On average, most Nigerian families spend about N600 every day on fuel and engine oil to power their two-cycle small engine power generating sets at home.
That is about N16, 800 per month. For middle-income families that use up to four-cycle engines needed to power their deep freezers and other heavier gadgets, they must set aside at least N1, 000 every night, amounting to N28, 000 a month.
All these calculations did not factor in the cost of maintaining the generating sets.

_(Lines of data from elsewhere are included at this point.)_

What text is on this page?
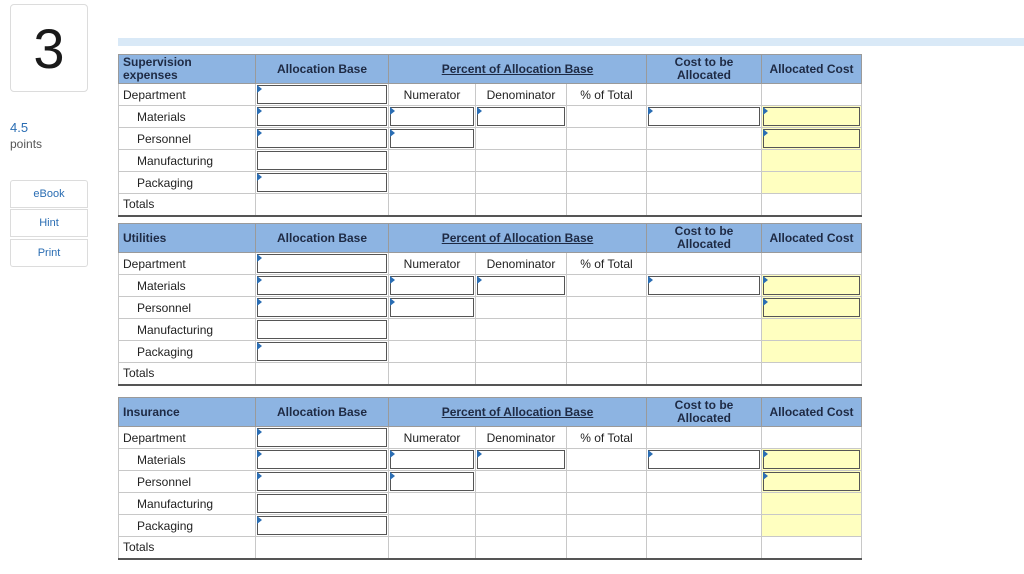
3
4.5
points
eBook
Hint
Print
Supervision
expenses	Allocation Base	Percent of Allocation Base			Cost to be
Allocated	Allocated Cost
Department		Numerator	Denominator	% of Total		
Materials	

Personnel	

Manufacturing	

Packaging	

Totals						
Utilities	Allocation Base	Percent of Allocation Base			Cost to be
Allocated	Allocated Cost
Department		Numerator	Denominator	% of Total		
Materials	

Personnel	

Manufacturing	

Packaging	

Totals						
Insurance	Allocation Base	Percent of Allocation Base			Cost to be
Allocated	Allocated Cost
Department		Numerator	Denominator	% of Total		
Materials	

Personnel	

Manufacturing	

Packaging	

Totals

Extreme electric power poverty is one of the reasons that Nigeria is ranked as “the poverty capital of the world”.
Sixth on the 2015 electoral campaign promises of President Buhari, among other yet-to-be-fulfilled promises, was “generation, transmission and distribution of at least 20,000 MW of electricity within four years and increasing to 50,000 MW with a view to achieving 24/7 uninterrupted power supply within 10 years”.
Electricity consumers who are lucky enough to have acquired meters escape an entirely different tragedy which has befallen the people – estimated billings – which translates to electricity consumers in Nigeria paying for darkness and government’s inefficiency.
Nigerians are tired of listening to the cock-and-bull stories churned out by government and electricity companies to justify keeping the country in perpetual darkness.
It has been 220 years since electricity was discovered by Italian physicist, Alessandro Volta. There is, therefore, no mystery whatsoever in generating electricity and its constant and reliable distribution to the people.
Nigerians need and demand steady and reliable power supply. It is the duty of government to provide it. A government that has no clue as to how to provide electricity can never fix the economy.